Chiamato a decidere in ordine allo scioglimento di un condominio, il Tribunale capitolino ha chiarito i limiti della propria competenza rispetto alla relativa domanda, nel senso di limitare il proprio scrutinio all'accertamento dei presupposti soggettivi ed oggettivi di quest'ultima, così come precisamente delineati dal legislatore, ma non di valutare i vantaggi della gestione separata, atteso che, diversamente, vi sarebbe un'invasione di campo del giudice nell'autodeterminazione di coloro che hanno proposto l'azione.
Massima

La condizione essenziale affinché si possa procedere allo scioglimento del condominio è rappresentata dal fatto che le unità immobiliari che formano l'edificio o il gruppo di edifici abbiano caratteristiche di autonomia, ossia che ricorra la divisibilità del gruppo di edifici in parti che abbiano le caratteristiche di edifici strutturalmente autonomi. Peraltro, non compete al giudicante alcuna valutazione sull'opportunità della decisione di divisione, nel senso di accertare se questa renda più o meno semplice ed economica la gestione separata (per i nuovi condomini) e comune (per le parti rimaste comuni) rispetto alla prosecuzione della gestione unitaria che si è avuta fino a quel momento, poiché trattasi di valutazione rimessa all'iniziativa dei condòmini dello stabile ai sensi dell'art. 61 disp.att.c.c.

Il caso

Alcuni condomini, pari ad un oltre terzo dei partecipanti di una palazzina sita in complesso condominiale, convenivano in giudizio i restanti condomini unitamente ai proprietari di altro stabile facente parte del medesimo plesso, per sentire dichiarare, previo accertamento dei presupposti di cui agli artt. 61 e 62 disp.att.c.c., lo scioglimento del condominio, con contestuale dichiarazione della permanenza in comunione dei beni già ab origine tali(il viale antistante gli edifici; la portineria e l'immobile destinato ad abitazione del portiere). Alla prima convenuta costituitasi, che non si era opposta alla domanda, si affiancavano altri convenuti che chiedevano l'accoglimento delle conclusioni formulate dagli attori. Successivamente, altri condomini intervenivano nell'incardinato giudizio, anch'essi associandosi alle domande di scioglimento del condominio mentre, nel corso del giudizio, alcuni degli attori e degli intervenuti, oltre che dei convenuti, rinunciavano agli atti del giudizio. Il contraddittorio veniva, comunque, integrato per ordine del giudice nei confronti degli altri soggetti non presenti nel giudizio.
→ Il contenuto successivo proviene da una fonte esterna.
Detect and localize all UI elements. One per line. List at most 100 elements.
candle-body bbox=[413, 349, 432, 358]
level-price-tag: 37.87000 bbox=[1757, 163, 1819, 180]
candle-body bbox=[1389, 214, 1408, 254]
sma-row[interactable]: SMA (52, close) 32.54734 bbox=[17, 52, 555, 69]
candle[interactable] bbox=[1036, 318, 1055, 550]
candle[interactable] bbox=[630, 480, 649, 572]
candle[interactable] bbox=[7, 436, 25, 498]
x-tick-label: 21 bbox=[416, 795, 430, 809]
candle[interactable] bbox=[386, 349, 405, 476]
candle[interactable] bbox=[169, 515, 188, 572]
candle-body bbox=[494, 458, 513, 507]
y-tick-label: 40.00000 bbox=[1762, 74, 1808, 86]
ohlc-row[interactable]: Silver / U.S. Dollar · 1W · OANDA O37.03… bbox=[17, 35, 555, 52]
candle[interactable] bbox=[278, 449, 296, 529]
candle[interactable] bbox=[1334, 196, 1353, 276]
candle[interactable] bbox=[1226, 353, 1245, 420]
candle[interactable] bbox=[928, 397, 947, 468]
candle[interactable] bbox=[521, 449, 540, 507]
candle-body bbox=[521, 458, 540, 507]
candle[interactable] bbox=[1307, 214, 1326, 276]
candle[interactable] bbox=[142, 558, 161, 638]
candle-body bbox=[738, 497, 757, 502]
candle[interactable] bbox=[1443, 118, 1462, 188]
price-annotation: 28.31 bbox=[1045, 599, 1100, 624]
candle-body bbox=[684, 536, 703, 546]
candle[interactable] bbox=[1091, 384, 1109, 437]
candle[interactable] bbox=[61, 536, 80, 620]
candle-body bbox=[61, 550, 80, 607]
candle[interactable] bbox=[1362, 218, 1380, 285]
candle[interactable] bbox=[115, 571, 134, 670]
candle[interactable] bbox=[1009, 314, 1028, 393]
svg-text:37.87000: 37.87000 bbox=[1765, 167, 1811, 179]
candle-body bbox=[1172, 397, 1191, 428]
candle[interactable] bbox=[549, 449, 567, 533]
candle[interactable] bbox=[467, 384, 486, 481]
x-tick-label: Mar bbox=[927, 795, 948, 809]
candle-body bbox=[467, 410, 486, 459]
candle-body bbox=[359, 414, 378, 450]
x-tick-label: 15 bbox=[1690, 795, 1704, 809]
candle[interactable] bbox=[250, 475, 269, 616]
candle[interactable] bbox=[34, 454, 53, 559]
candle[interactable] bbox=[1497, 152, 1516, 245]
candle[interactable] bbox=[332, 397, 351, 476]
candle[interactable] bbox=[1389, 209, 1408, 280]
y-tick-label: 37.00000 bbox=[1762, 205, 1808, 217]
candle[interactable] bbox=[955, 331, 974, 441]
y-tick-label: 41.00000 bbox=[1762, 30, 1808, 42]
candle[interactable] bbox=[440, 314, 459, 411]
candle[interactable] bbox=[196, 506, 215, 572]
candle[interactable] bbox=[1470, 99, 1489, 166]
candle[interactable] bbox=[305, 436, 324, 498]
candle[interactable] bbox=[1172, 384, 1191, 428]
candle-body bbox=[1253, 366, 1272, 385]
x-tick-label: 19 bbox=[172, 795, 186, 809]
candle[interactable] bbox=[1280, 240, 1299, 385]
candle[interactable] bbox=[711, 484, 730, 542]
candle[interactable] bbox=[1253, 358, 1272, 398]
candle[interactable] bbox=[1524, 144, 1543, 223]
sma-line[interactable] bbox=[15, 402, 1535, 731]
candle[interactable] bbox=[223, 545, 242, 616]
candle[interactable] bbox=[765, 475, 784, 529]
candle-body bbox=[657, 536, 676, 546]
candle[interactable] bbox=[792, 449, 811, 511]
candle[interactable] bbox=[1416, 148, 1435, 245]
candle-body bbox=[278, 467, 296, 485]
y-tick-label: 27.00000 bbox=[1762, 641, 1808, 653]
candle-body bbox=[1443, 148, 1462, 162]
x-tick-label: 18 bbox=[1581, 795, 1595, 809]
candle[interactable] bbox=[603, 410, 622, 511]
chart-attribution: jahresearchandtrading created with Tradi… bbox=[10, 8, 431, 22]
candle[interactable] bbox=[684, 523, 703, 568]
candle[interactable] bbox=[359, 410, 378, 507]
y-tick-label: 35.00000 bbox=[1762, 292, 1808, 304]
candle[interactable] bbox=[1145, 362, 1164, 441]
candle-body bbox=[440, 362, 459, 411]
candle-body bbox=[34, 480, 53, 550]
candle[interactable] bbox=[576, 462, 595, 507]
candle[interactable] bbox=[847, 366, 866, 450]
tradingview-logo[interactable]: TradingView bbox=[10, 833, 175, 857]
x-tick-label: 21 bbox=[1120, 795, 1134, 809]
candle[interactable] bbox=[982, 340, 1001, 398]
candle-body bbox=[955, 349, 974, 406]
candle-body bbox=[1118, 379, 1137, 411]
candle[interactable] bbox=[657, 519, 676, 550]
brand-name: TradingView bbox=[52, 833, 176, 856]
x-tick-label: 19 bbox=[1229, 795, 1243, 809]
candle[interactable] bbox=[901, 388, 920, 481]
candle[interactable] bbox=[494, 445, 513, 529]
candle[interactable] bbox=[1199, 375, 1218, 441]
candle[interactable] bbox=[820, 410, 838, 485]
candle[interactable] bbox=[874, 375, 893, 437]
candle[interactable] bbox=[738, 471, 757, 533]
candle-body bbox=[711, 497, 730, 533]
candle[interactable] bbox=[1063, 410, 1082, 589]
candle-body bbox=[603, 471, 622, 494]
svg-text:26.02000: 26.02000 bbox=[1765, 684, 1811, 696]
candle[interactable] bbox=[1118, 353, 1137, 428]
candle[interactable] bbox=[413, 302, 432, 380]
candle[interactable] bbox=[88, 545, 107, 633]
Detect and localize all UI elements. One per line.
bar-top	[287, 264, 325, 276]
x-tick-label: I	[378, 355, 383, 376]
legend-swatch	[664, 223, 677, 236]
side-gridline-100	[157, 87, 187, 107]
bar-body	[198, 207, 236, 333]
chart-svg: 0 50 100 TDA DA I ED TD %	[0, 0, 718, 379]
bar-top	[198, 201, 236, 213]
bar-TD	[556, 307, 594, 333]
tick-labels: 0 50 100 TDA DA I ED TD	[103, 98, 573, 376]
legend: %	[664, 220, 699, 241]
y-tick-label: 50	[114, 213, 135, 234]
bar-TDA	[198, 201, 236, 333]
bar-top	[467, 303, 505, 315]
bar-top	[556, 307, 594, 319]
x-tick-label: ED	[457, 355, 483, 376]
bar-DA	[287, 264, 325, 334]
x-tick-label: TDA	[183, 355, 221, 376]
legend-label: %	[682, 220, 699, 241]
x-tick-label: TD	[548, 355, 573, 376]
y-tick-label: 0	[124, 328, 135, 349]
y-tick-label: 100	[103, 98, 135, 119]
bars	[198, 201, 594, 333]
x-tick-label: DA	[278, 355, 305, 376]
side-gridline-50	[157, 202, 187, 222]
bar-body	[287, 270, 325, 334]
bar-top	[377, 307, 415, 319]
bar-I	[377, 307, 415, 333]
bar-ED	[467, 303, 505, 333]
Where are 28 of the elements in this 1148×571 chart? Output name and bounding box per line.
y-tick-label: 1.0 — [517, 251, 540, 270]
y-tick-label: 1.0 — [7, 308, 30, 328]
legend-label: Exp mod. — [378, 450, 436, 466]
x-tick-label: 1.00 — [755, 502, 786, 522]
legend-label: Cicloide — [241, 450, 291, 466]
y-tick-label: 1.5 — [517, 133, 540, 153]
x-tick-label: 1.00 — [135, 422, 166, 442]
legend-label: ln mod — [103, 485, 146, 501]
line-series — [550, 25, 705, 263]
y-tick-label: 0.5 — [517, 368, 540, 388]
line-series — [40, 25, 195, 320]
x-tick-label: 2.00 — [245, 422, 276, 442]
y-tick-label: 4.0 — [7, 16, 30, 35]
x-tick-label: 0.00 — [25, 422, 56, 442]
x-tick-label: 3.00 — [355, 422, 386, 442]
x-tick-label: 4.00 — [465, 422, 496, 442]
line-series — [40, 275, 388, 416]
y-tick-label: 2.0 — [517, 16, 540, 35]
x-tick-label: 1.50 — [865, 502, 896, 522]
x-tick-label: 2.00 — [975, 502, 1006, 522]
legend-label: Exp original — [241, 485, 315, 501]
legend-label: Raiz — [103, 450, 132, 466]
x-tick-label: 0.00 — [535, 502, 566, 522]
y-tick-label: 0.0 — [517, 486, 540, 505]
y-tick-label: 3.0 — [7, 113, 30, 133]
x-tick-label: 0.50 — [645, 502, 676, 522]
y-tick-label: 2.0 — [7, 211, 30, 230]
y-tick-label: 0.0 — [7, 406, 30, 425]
Il consueto quesito, avente ad oggetto la sussistenza dei presupposti di cui agli artt. 61 e 62 disp.att.c.c. e l'indicazione dei beni comuni suscettibili o meno di divisione, veniva poi integrato con altro interrogativo avente ad oggetto la verifica se almeno un terzo del numero totale di condomini di una delle due palazzine fosse al momento aderente o non rinunciante alla domanda di scioglimento. Integrazione che si era resa necessaria proprio per le intervenute mutazioni delle parti presenti nel giudizio stesso.

All'esito dell'elaborato del perito, il quale provvedeva anche alla formulazione di nuove tabelle millesimali, il Tribunale accoglieva la domanda ponendo le spese legali (comprensive di ctu) a carico, pro quota, di tutte le parti in causa.

La questione

Dalla lettura della decisione del Tribunale capitolino, emergono alcune questioni di particolare interesse e che vanno al di là dell'individuazione dei presupposti di fatto e di diritto che consentono l'applicabilità degli artt. 61 e 62 disp.att.c.c., che si risolvono attraverso l'esperimento di una consulenza tecnica di ufficio e che, in ogni caso, sono oggetto di pacifica giurisprudenza. I temi sui quali vogliamo portare l'attenzione del lettore sono sostanzialmente i seguenti: da un lato, le modalità di calcolo del quorum per ottenere lo scioglimento del condominio in via giudiziale, soprattutto - come nella fattispecie in esame - quando nel corso del giudizio ad interventi in causa di condomini si affianchino atti di rinuncia da parte di attori originari e, dall'altro, quali siano i limiti posti al giudice chiamato a decidere sulla domanda di scioglimento del condominio.

Le soluzioni giuridiche

La decisione in commento è lineare e corretta poiché, attraverso un semplice richiamo delle norme che disciplinano lo scioglimento del condominio, ha sostanzialmente ribadito principi generali che non temono di essere smentiti, in quanto patrimonio consolidato del panorama giurisprudenziale. Questo vale nel caso in cui lo scioglimento sia deliberato in sede assembleare con la maggioranza degli intervenuti, che rappresenti almeno la metà del valore dell'edificio (art. 1136, comma 2, c.c.), oppure quando la separazione venga richiesta - come nella fattispecie - per via giudiziale da almeno un terzo dei comproprietari della parte di edificio che chiede la separazione. E' stato anche confermato che la condizione essenziale per realizzare lo scioglimento del condominio è rappresentata dal fatto che le nuove entità abbiano le caratteristiche di edifici autonomi che si possano essi stessi costituire in condominii separati. Tutto ciò pur potendo rimanere in comunione parti che siano a servizio di tutti i condominii.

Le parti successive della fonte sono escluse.